Hoddle, on the pitch with ITV's Jacqui Oatley, delivered what seems to be the epitaph of choice these days, dubbing Hodgson "an honourable, decent, football man," exactly what Hilary Benn said – apart from the football bit, obviously – about Jeremy Corbyn on The Andrew Marr Show on Sunday.
Well, my window cleaner is a decent, honourable man – he's never overcharged me, at least – but he's in no immediate danger of being asked to manage the England football team or lead the Labour party.
Last rites
The ITV pundits, meanwhile, more or less had Hodgson's obituary written at half-time. Referring to the goal conceded from a long throw, Lee Dixon asked "What have they been doing all week?", pointing out that Iceland's long throw routine was clearly apparent in previous matches and relatively straightforward to defend against with a bit of organisation.

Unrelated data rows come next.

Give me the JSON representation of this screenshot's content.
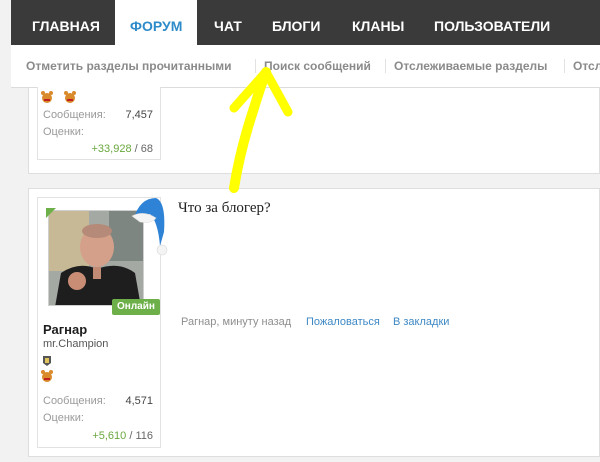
{
  "nav": {
    "items": [
      "ГЛАВНАЯ",
      "ФОРУМ",
      "ЧАТ",
      "БЛОГИ",
      "КЛАНЫ",
      "ПОЛЬЗОВАТЕЛИ"
    ],
    "active": "ФОРУМ"
  },
  "subnav": {
    "items": [
      "Отметить разделы прочитанными",
      "Поиск сообщений",
      "Отслеживаемые разделы",
      "Отсл"
    ]
  },
  "prev_post": {
    "stats": {
      "messages_label": "Сообщения:",
      "messages_value": "7,457",
      "ratings_label": "Оценки:",
      "ratings_positive": "+33,928",
      "ratings_sep": " / ",
      "ratings_total": "68"
    }
  },
  "post": {
    "text": "Что за блогер?",
    "user": {
      "name": "Рагнар",
      "title": "mr.Champion",
      "online_badge": "Онлайн"
    },
    "stats": {
      "messages_label": "Сообщения:",
      "messages_value": "4,571",
      "ratings_label": "Оценки:",
      "ratings_positive": "+5,610",
      "ratings_sep": " / ",
      "ratings_total": "116"
    },
    "footer": {
      "meta": "Рагнар, минуту назад",
      "report": "Пожаловаться",
      "bookmark": "В закладки"
    }
  },
  "colors": {
    "nav_bg": "#3a3a3a",
    "accent": "#2d8bc9",
    "online": "#6db04a",
    "annotation": "#ffff00"
  }
}
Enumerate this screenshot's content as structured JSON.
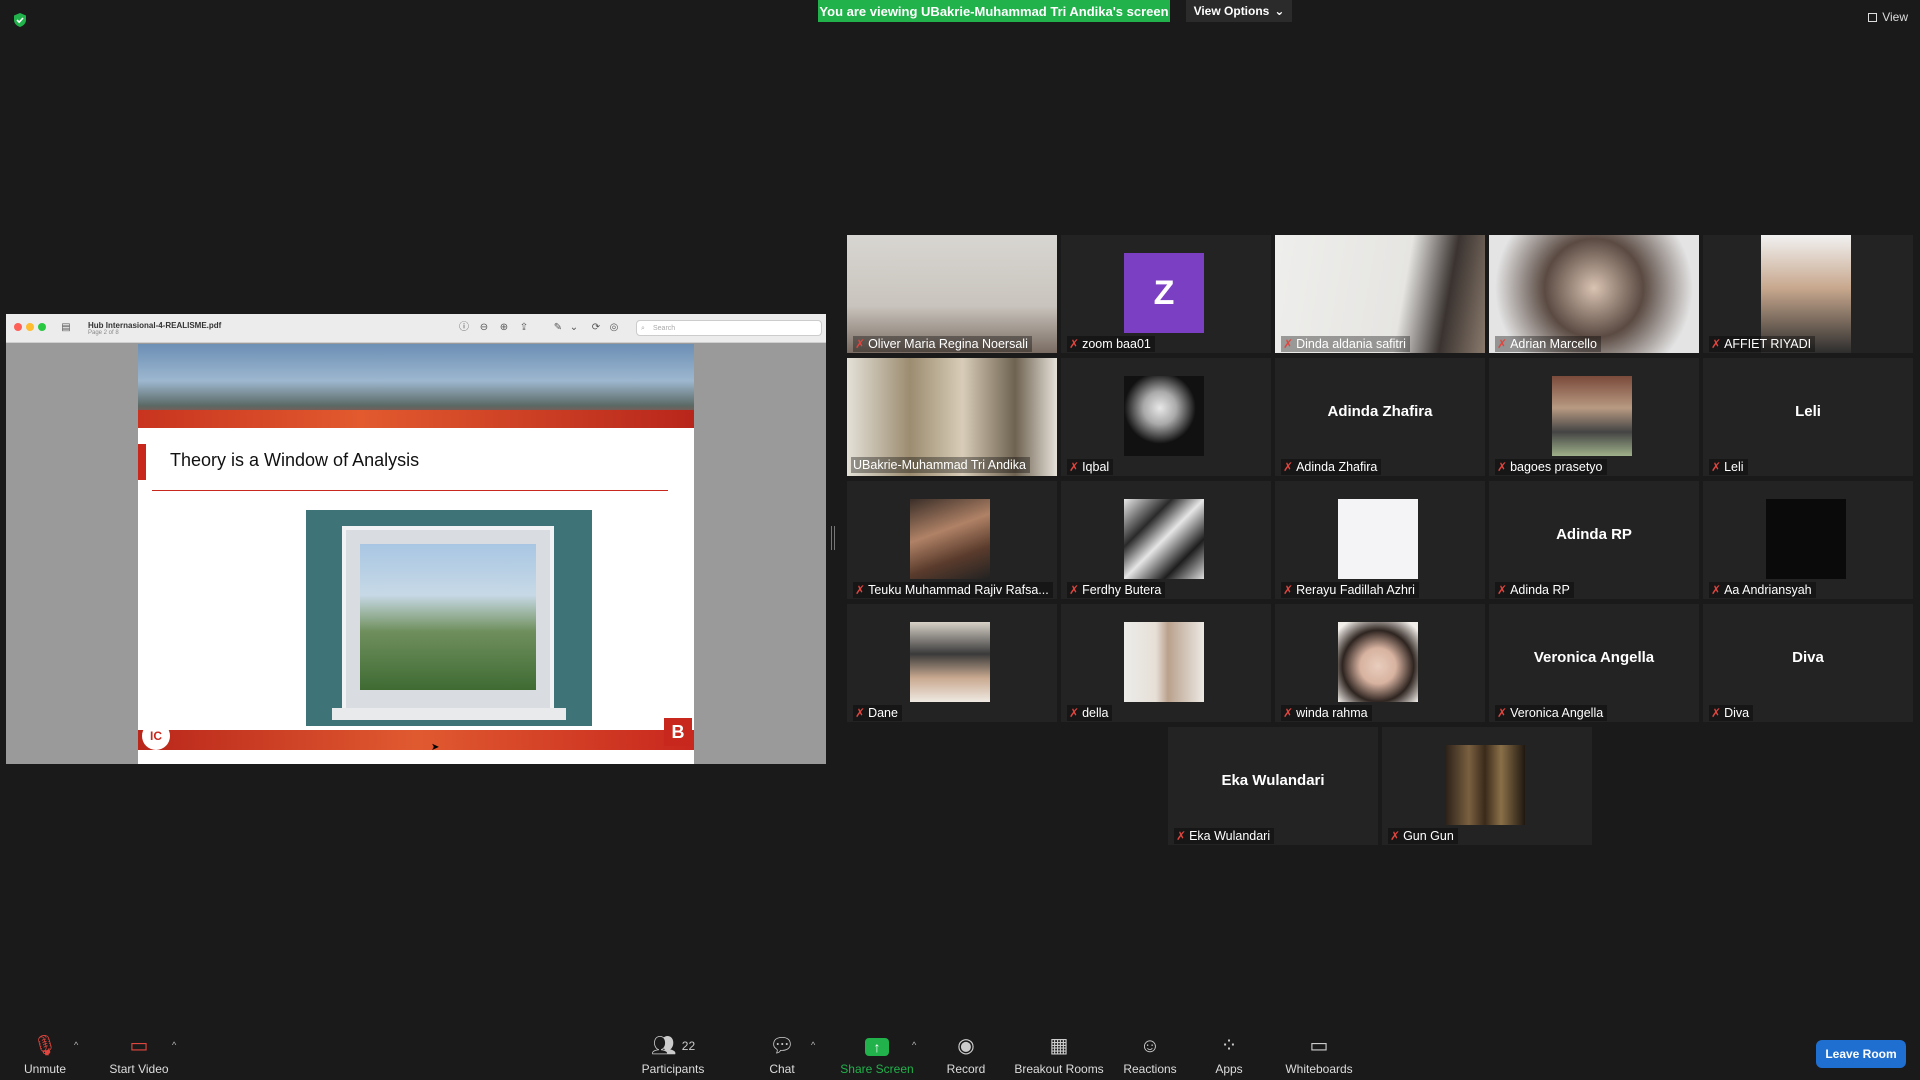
{
  "top": {
    "share_banner": "You are viewing UBakrie-Muhammad Tri Andika's screen",
    "view_options": "View Options",
    "view_toggle": "View"
  },
  "shared_screen": {
    "pdf_title": "Hub Internasional-4-REALISME.pdf",
    "pdf_subtitle": "Page 2 of 8",
    "search_placeholder": "Search",
    "slide_title": "Theory is a Window of Analysis",
    "slide_logo_left": "IC",
    "slide_logo_right": "B"
  },
  "participants": [
    {
      "name": "Oliver Maria Regina Noersali",
      "muted": true,
      "display": "video"
    },
    {
      "name": "zoom baa01",
      "muted": true,
      "display": "avatar",
      "avatar_letter": "Z"
    },
    {
      "name": "Dinda aldania safitri",
      "muted": true,
      "display": "video"
    },
    {
      "name": "Adrian Marcello",
      "muted": true,
      "display": "video"
    },
    {
      "name": "AFFIET RIYADI",
      "muted": true,
      "display": "video"
    },
    {
      "name": "UBakrie-Muhammad Tri Andika",
      "muted": false,
      "display": "video",
      "active_speaker": true
    },
    {
      "name": "Iqbal",
      "muted": true,
      "display": "photo"
    },
    {
      "name": "Adinda Zhafira",
      "muted": true,
      "display": "name"
    },
    {
      "name": "bagoes prasetyo",
      "muted": true,
      "display": "photo"
    },
    {
      "name": "Leli",
      "muted": true,
      "display": "name"
    },
    {
      "name": "Teuku Muhammad Rajiv Rafsa...",
      "muted": true,
      "display": "photo"
    },
    {
      "name": "Ferdhy Butera",
      "muted": true,
      "display": "photo"
    },
    {
      "name": "Rerayu Fadillah Azhri",
      "muted": true,
      "display": "photo"
    },
    {
      "name": "Adinda RP",
      "muted": true,
      "display": "name"
    },
    {
      "name": "Aa Andriansyah",
      "muted": true,
      "display": "photo"
    },
    {
      "name": "Dane",
      "muted": true,
      "display": "photo"
    },
    {
      "name": "della",
      "muted": true,
      "display": "photo"
    },
    {
      "name": "winda rahma",
      "muted": true,
      "display": "photo"
    },
    {
      "name": "Veronica Angella",
      "muted": true,
      "display": "name"
    },
    {
      "name": "Diva",
      "muted": true,
      "display": "name"
    },
    {
      "name": "Eka Wulandari",
      "muted": true,
      "display": "name"
    },
    {
      "name": "Gun Gun",
      "muted": true,
      "display": "photo"
    }
  ],
  "toolbar": {
    "unmute": "Unmute",
    "start_video": "Start Video",
    "participants": "Participants",
    "participants_count": "22",
    "chat": "Chat",
    "share_screen": "Share Screen",
    "record": "Record",
    "breakout_rooms": "Breakout Rooms",
    "reactions": "Reactions",
    "apps": "Apps",
    "whiteboards": "Whiteboards",
    "leave_room": "Leave Room"
  },
  "colors": {
    "share_banner": "#21b24b",
    "active_speaker": "#e3d54a",
    "leave_button": "#1f6fd1",
    "mute_icon": "#e0453e"
  }
}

Remarkably Glenn preferred to ascribe the goal to our defenders' unfamiliarity with such Neanderthal tactics as the long throw, arguing it was a tactic they wouldn't encounter in the Premier League. Unless, I suppose, they had come up against West Ham’s Michail Antonio last season, or were familiar with the oeuvre of Rory Delap.
Match Of The Day on the BBC broke with a tradition going back at least as far as the Likely Lads (a television sitcom kiddies, ask your dad) and gave the game away at the start. "Blimey, you're suckers for punishment," was Gary's welcome.
BBC and ITV panels agreed that Hodgson had gone into the tournament without a plan, "making it up as he went along," said Rio Ferdinand. Alan Shearer on the BBC favoured the word "inept", while ITV's Ian Wright went for the more muscular "rubbish", but in a divided nation it was good to see at least some measure of harmony.